Inilah yang mendorong Annika bersama rekan lainnya yaitu Nicole Chu dan Britney Halim di awal pandemi tahun 2020 mulai mengumpulkan dan mengurasi pakaian pakaian bekas atau sudah tak terpakai dari berbagai sumber dan donatur. Lalu, mereka menentukan ide serta pola yang cocok untuk tiap potong pakaian.

"Kami memberdayakan para penjahit lokal untuk mengerjakan ulang pakaian pakaian yang tidak terpakai. Setelah ditentukan, para penjahit akan mengerjakannya. Setelah kami nilai sangat layak pakai, kami lantas memasarkan pakaian-pakaian tersebut via Akun Instagram @4urclosetID dan website OurReworkedWorld.com/shop. Apabila ada baju yang terjual, kami serahkan 100 persen keuntungannya untuk mereka," jelas Annika.

Selanjutnya, sejak tahun 2021, Our Reworked World menggandeng UKM dari Bali dan Klaten untuk pengerjaan ke sejumlah fabrik lain, seperti tas jinjing dua sisi (reversible tote bag), tas (bag), tas ransel (backpack), kantong (pouch), hingga “Travel Cube” yang kesemuanya diproduksi melalui proses alami tanpa kimia dan energi fosil.

"Untuk pouch dan ‘Travel Cube,’ kami juga merangkul Gerakan Kepedulian (GK) Indonesia; yakni organisasi nirlaba dengan misi membina keluarga berbudaya, produktif, dan mandiri agar menjadi masa depan Indonesia."

Our Reworked World mengklaim, setidaknya 95 persen dari 277 produk thrift yang dipajang telah laku terjual, di mana seluruh hasilnya pun telah diteruskan pada mitra penjahit dan beberapa mitra nirlaba di Indonesia.

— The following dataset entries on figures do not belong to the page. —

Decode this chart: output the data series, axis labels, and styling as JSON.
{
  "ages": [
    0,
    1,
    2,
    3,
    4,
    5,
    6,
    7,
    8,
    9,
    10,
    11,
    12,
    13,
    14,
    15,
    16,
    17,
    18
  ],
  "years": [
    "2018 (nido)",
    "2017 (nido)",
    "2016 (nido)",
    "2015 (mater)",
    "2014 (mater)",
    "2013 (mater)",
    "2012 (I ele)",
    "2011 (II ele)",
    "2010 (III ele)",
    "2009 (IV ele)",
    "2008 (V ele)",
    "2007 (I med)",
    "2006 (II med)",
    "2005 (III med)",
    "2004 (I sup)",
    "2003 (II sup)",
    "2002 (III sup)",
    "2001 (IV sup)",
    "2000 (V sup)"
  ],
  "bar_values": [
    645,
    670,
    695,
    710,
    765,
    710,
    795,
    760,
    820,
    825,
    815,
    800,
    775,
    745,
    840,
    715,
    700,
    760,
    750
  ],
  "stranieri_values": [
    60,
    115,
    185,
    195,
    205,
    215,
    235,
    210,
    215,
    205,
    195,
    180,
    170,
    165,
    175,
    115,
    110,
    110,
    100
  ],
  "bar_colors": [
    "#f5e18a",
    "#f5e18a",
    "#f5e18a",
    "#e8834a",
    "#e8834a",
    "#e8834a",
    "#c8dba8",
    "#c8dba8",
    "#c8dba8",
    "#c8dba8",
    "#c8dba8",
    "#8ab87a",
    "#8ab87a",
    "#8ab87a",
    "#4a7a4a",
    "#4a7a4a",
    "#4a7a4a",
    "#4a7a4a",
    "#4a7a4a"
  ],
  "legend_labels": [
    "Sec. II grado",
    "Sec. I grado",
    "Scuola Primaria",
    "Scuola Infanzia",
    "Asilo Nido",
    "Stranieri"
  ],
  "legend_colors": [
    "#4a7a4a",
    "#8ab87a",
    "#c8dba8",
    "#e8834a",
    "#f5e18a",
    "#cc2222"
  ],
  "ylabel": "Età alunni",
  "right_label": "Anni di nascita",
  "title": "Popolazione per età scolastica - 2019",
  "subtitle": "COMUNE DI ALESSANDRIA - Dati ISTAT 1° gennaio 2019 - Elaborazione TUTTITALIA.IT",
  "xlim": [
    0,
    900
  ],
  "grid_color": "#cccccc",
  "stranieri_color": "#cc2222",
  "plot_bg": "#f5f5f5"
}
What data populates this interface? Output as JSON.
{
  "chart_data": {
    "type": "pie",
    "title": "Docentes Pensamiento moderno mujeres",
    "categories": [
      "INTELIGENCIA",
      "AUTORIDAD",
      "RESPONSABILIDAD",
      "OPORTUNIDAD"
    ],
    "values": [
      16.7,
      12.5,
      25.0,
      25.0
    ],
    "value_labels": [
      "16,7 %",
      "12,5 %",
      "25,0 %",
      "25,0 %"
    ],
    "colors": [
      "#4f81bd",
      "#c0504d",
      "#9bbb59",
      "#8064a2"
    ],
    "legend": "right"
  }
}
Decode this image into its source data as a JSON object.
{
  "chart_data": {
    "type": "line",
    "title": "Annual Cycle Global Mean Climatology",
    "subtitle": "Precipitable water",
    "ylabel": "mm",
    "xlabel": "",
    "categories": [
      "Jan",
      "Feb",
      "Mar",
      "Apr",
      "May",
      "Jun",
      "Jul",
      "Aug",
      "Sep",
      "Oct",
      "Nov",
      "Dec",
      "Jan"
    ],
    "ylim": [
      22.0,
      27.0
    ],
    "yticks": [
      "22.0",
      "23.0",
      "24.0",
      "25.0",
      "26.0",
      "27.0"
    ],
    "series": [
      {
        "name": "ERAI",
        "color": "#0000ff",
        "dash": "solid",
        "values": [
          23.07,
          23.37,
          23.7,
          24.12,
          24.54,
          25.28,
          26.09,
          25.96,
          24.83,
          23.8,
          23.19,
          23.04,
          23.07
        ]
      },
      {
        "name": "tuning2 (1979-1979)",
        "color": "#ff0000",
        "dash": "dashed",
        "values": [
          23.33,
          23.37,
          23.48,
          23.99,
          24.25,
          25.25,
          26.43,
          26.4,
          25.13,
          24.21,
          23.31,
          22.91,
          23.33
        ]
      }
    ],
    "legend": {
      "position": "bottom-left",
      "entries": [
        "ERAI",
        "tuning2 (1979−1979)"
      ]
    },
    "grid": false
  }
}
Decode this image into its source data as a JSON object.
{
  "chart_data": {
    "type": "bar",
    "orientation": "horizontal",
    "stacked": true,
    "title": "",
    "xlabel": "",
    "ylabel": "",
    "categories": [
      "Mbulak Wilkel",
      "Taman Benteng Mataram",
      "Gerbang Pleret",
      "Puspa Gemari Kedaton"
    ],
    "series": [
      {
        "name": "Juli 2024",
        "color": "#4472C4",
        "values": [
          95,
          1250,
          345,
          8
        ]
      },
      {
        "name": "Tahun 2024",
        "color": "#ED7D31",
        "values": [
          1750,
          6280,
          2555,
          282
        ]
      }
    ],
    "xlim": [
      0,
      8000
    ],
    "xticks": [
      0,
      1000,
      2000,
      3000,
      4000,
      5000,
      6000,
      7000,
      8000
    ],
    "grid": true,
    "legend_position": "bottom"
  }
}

"Ini bukan hanya tentang kemanusiaan, tetapi apresiasi atas kontribusi mereka yang sangat signifikan untuk masa depan yang berkelanjutan. Karena, dengan cara ini, mereka juga telah mengurangi limbah tekstil berkat slow fashion," kata Annika.

Ke depan, Annika dan kawan-kawan akan meningkatkan kerja sama dengan lebih banyak penjahit dan penenun dari seluruh pelosok nusantara. Di samping itu, juga berencana untuk membuka cabang di negara lain dengan menggandeng anak-anak muda setempat yang memiliki kepedulian yang sama akan slow fashion dan kesinambungan.

"Kami sangat berharap Our Reworked World dan gerakan-gerakan serupa kami ini tidak berhenti seiring pandemi mereda. Selama dua tahun ini, gerakan kami justru membesar. Saya yakin apabila kampanye slow fashion digaungkan bersama-sama, melibatkan semua pemangku kepentingan, maka masa depan manusia yang berkesinambungan bisa kita capai," pungkas Annika.